Wir bewegen uns so schnell vorwärts, wie es das Terrain irgend zuläßt. Größere Ungleichmäßigkeiten des Bodens erlaubten uns nicht, nachdem wir die „Spalte der Erlösung“ verließen, uns sofort nach Norden zu wenden. (Wir bezeichneten jene Schlucht unter dem Eratosthenes mit diesem Namen, da sie uns durch ihre Kühle tatsächlich vom Tode erlöste.) Unter dem 12.° westlicher Länge stießen wir auf einen jener Lichtstreifen, die wie Strahlen vom Berge des Kopernikus, auf Hunderte von Kilometern im Umkreis, ausgehen. Diese Streifen, die man sogar durch schwächere Teleskope von der Erde aus sehen kann, setzten die Astronomen immer in Staunen. Wie wir uns mit eigenen Augen überzeugt haben, sind dies einige Kilometer breite Streifen eines zu Glas geschmolzenen Felsengesteins. Ich kann mir das Entstehen dieser seltsamen Bildungen nicht erklären ... Überhaupt ist hier so vieles für uns ein Rätsel, selbst Dinge, die wir fast mit Händen greifen können. Wie ist jene Ebene entstanden, auf der wir uns befinden, — wie die Ringberge, von manchmal Hunderten von Kilometern im Durchmesser und einigen tausend Metern Höhe? Daß dies keine erloschenen Vulkankrater sind, wie man einst auf der Erde behauptete, steht wohl fest. Wir sahen in das Innere des Eratosthenes und bemerkten dort vulkanische Kegel, die sich in nichts von den Erd-Vulkanen unterschieden; aber dieser mächtige Ring selbst war niemals ein Krater! Dagegen spricht — abgesehen von seinen riesigen Dimensionen — sowohl die Art des Felsens, aus dem der Wall gebildet ist, wie die Einsenkung des Bodens, der unter der Oberfläche der ihn umgebenden Ebenen liegt und viele andere Dinge, die bestätigt zu finden wir Gelegenheit hatten.

Ich glaube man muß, um diese Formation zu verstehen, im Geiste zu jenen grauen Zeiten zurückkehren, da der Mond noch eine flüssige, glühende Kugel war, die erst auf der Oberfläche in dem kalten, interplanetarischen Weltenraum zu erlöschen begann. Da haben diese ungeheuerlichen, die menschliche Vorstellungskraft überschreitenden Explosionen von Gasen, die durch die flüssige Masse verschlungen und während ihres Erlöschens ausgestoßen wurden, seine noch nachgiebige Oberfläche gedehnt und bildeten sozusagen riesige Blasen. Die Blasen erloschen beim Zerplatzen, ehe sie ganz auf die sie umgebende Ebene herabflossen und diese Ringberge sind ihre Spuren. Später hat die Sonne ihre Gipfel herausgebrannt, sie zerschnitten und zerrissen; vulkanische Kräfte bildeten in ihrem Innern kegelförmige Krater und so sind sie heute — durch das auf der Erde alles nivellierende Wasser nicht vernichtet — Zeugen der Schöpfermacht im Weltall, für die die Planeten und die feurigen Kugeln der Sonnen nur ein gehorsames Material in dem mächtigen Tiegel des ewigen Werdens sind.

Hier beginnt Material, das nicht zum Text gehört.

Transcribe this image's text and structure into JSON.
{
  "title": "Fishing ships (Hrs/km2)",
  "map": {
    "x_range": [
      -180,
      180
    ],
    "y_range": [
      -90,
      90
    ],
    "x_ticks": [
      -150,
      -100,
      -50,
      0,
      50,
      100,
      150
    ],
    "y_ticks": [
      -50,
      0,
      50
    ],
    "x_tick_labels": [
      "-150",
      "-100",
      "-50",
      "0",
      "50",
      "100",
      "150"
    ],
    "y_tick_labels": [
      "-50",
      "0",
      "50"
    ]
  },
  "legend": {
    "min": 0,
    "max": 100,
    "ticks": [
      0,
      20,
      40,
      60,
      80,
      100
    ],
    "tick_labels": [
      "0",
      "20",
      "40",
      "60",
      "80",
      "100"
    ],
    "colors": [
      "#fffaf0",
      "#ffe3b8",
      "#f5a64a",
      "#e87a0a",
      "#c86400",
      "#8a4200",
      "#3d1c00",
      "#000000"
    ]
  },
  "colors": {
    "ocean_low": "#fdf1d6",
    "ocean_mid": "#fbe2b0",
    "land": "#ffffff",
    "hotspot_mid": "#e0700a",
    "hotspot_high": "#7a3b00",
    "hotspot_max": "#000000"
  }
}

So lebhaft sprechen die großen Berge und die kleinen, ähnlich wie sie entstandenen Mulden, die man am Wege antrifft, und diese ganze mich umgebende Landschaft zu mir, daß es mir manchmal scheinen will, die von der Sonne grellgelb gebrannten Steine seien noch jetzt eine glühende, flüssige und fast lebendige Masse; bald, dünkt mich, müsse die ganze Fläche wie ein Meer zu gären beginnen, sich biegen und beugen und wachsen und sich bäumen und unter dem Drange der inneren Gase zu dem schwarzen Himmel mit der ursprünglichen Lava emporschäumen, die zu mächtigen Ringbergen erstarrt ist.

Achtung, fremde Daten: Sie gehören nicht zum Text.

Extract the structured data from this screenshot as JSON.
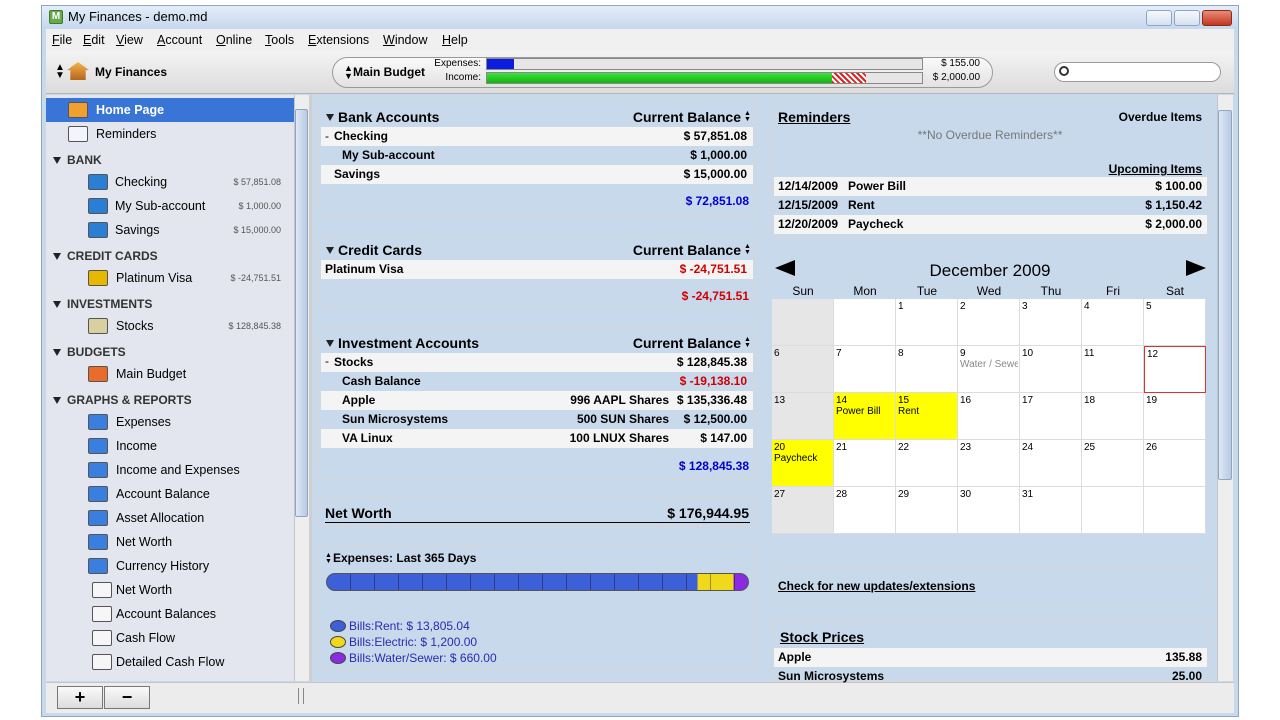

Und wie viele Hunderte von Jahrtausenden sind seit jenen Zeiten dahingegangen. Die Mondkruste ist, sich fortwährend krümmend, erloschen und zersprungen; irgendwelche geheimnisvolle Feuerkräfte brannten riesige Strahlenstreifen vergläserten Gesteins in ihr aus und hier, wo einst entfachte Schöpferkräfte, wild miteinander ringend, rasend tobten, herrscht jetzt eine Stille und Starrheit, so furchtbar und beklemmend, daß uns in dieser Umgebung das eigene Leben beschämt und wunder nimmt ...

Bis zu diesem Augenblick bewegten wir uns immer auf dem hellen Lichtstreifen, der durch jene Ader des zu Glas geschmolzenen Gesteins gebildet wurde, die vom Kopernikus ausging. Sie dient uns als bequemer, gleichmäßiger Weg. Ihre nordöstliche Richtung ist uns sehr gelegen, da sie uns direkt auf die Fläche zwischen dem Archimedes und Timocharis, die wir durchqueren müssen, führen wird. Den Archimedes sieht man jetzt, wo wir uns auf der Fläche befinden, nicht mehr. Kleine, steile Erhebungen, Felseninseln im Meere ähnlich, verdecken ihn in dieser Richtung. Wahrscheinlich jene Gruppe der „Krater“, die sich unter dem 11.° westlicher Länge und dem 19.° nördlicher Mondbreite erhebt. Wir hoffen sie noch vor Sonnenuntergang zu umgehen und dann nach Norden, immer nach Norden, nur fort aus dieser furchtbaren Zone, wo sich, — neben der schlimmen Vorbedeutung der Erdsichel direkt über unseren Köpfen, — die mörderische Sonne wie ein rasendes Ungetüm am Zenite bäumt. Nein! Das ist nicht unsere lebenspendende, goldene Erden-Sonne, — diese träge, weiße, strahlenlose Kugel! Das ist irgendein Gott, ein höllischer und höhnender, ein Gott-Vernichter und Gott-Verschlinger! Und wir vier — wir sind die einzigen lebenden Opfer, auf die er es in dieser Welt des Todes abgesehen hat! Wir müssen ihm entfliehen, ehe er zum zweitenmal aus diesem schwarzen, edelsteindurchwirkten Firmament hervorbricht ...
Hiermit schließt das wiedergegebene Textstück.